Within these categories, some inventions are not patentable, such as abstract
ideas, theories, laws of nature, products of nature, and scientific principles.

In addition to including patentable subject matter, the invention must be adequately described and be:

  • New
  • Useful, and
  • Non-obvious


New means the invention was not publicly disclosed before the filing date of a patent application on the invention. This means that the invention cannot have been: (a) patented, (b) described in a patent or patent application filed by another person(s), (c) described in a printed publication, (d) in public use, (e) on sale or offered for sale, or (f) otherwise available to the public (ex. oral presentation or non-confidential discussion).

In the United States only, an inventor may obtain a patent, even though the
invention was not ‘new’ under this standard, if that public disclosure was made by
or derived from the inventor and the inventor files a patent application within one
year from the date of. that public disclosure.

Useful means that the invention must have a real-world utility, a practical aspect.

Non-obvious is a legal determination. A simplified interpretation is: at the time of the invention, given the knowledge of scientists in the relevant field,, it would not have been predictable that a person having ordinary skill in the technology would make or conceive the invention.
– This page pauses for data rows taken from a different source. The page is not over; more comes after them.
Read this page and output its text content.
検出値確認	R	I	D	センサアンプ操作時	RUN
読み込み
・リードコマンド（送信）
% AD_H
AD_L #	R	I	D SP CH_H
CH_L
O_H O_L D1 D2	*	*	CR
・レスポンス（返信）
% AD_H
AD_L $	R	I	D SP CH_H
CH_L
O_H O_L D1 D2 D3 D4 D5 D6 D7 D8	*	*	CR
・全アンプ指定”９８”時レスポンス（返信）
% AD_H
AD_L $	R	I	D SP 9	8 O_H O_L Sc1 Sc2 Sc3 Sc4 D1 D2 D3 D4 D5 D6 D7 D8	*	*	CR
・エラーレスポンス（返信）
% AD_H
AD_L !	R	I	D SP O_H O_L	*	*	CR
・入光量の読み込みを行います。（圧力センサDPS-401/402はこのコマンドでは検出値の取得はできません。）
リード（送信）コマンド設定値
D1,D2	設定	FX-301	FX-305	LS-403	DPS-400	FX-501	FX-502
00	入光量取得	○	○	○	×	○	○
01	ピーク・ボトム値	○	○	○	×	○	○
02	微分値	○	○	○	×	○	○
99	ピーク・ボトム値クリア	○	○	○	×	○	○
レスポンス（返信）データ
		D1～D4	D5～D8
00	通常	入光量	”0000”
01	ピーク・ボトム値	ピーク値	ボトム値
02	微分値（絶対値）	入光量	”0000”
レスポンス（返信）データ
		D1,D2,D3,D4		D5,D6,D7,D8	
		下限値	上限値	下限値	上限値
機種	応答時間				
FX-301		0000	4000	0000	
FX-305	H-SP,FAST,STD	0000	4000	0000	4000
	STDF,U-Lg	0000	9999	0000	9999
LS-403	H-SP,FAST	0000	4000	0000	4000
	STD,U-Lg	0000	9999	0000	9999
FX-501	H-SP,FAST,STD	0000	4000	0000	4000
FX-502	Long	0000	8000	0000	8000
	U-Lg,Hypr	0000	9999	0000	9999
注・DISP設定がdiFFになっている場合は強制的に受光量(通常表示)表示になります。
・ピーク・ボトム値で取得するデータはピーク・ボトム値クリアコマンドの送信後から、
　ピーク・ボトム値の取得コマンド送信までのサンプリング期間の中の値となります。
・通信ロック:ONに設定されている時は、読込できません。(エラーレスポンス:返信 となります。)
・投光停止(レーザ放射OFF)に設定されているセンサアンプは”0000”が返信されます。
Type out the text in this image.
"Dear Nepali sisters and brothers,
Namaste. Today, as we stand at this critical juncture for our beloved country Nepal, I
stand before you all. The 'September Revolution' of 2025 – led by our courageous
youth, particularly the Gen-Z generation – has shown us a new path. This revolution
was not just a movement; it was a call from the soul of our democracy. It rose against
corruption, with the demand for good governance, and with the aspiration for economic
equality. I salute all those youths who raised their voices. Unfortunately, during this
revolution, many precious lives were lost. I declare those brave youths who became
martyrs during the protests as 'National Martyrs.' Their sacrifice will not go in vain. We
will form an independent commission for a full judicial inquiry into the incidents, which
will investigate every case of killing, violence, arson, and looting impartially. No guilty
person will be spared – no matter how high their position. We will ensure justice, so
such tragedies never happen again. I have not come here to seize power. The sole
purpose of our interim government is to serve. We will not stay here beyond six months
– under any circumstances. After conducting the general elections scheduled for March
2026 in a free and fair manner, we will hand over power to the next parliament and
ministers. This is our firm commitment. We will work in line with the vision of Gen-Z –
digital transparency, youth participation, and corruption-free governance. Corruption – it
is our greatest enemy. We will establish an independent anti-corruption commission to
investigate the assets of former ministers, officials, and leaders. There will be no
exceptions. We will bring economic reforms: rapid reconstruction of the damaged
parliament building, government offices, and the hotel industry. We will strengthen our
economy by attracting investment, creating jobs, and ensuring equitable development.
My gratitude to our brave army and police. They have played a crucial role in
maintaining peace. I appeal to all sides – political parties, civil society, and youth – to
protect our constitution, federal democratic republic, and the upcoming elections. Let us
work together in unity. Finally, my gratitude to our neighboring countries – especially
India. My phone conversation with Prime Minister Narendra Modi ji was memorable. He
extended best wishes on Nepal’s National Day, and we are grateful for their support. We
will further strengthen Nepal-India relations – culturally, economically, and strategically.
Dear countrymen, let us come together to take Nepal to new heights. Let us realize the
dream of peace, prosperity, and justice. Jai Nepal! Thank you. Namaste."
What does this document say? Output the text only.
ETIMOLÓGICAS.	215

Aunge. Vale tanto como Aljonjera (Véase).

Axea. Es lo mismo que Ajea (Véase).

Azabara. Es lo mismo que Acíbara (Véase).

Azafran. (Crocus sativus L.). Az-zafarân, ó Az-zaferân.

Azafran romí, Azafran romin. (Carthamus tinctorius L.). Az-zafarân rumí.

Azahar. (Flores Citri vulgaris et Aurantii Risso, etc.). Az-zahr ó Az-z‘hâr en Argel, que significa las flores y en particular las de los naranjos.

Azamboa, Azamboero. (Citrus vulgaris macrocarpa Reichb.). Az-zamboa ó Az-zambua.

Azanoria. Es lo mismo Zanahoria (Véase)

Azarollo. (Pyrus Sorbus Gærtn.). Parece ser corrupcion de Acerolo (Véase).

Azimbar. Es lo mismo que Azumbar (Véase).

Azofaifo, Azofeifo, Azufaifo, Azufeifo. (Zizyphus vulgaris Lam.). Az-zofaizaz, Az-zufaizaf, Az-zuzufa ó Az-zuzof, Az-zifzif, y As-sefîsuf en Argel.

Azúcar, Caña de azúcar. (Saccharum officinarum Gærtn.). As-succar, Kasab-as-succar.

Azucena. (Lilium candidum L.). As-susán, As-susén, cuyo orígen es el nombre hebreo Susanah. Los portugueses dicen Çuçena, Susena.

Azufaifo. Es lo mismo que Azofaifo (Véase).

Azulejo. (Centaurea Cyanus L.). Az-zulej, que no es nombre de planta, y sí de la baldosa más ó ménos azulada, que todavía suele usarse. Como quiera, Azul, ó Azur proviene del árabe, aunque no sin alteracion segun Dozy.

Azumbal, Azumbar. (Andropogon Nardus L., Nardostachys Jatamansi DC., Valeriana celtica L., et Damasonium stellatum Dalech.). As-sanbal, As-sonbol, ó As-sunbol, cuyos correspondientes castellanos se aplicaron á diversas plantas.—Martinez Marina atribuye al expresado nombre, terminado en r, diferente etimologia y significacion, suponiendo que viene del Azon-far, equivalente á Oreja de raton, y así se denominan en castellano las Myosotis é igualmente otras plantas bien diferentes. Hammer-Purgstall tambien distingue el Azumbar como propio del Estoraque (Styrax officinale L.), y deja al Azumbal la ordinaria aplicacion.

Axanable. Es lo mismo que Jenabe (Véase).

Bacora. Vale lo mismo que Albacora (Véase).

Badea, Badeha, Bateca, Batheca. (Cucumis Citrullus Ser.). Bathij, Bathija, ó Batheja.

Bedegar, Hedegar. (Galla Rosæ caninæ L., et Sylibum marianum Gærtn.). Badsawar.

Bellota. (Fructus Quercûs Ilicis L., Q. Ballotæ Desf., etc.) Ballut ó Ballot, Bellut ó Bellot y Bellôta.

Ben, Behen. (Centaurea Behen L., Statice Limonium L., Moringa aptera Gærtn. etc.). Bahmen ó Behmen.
A patent examiner will look to prior publications to’determine if a combination of references would arrive at the invention seeking the grant of a patent.

This is a very simplistic way of describing the non-obviousness standard. Please consult with an Innovation Manager in our offices in determining if your innovation is patentable.


  • Public disclosure or offer for sale — the date when you first presented, published, or otherwise made available to the public (including a non-confidential discussion) a description of your invention that would allow another of ordinary skill to reproduce your invention, or the date when the invention was offered for sale. Please contact CoMotion before making a public disclosure.
  • Conception date — the date that you knew your invention would solve the problem.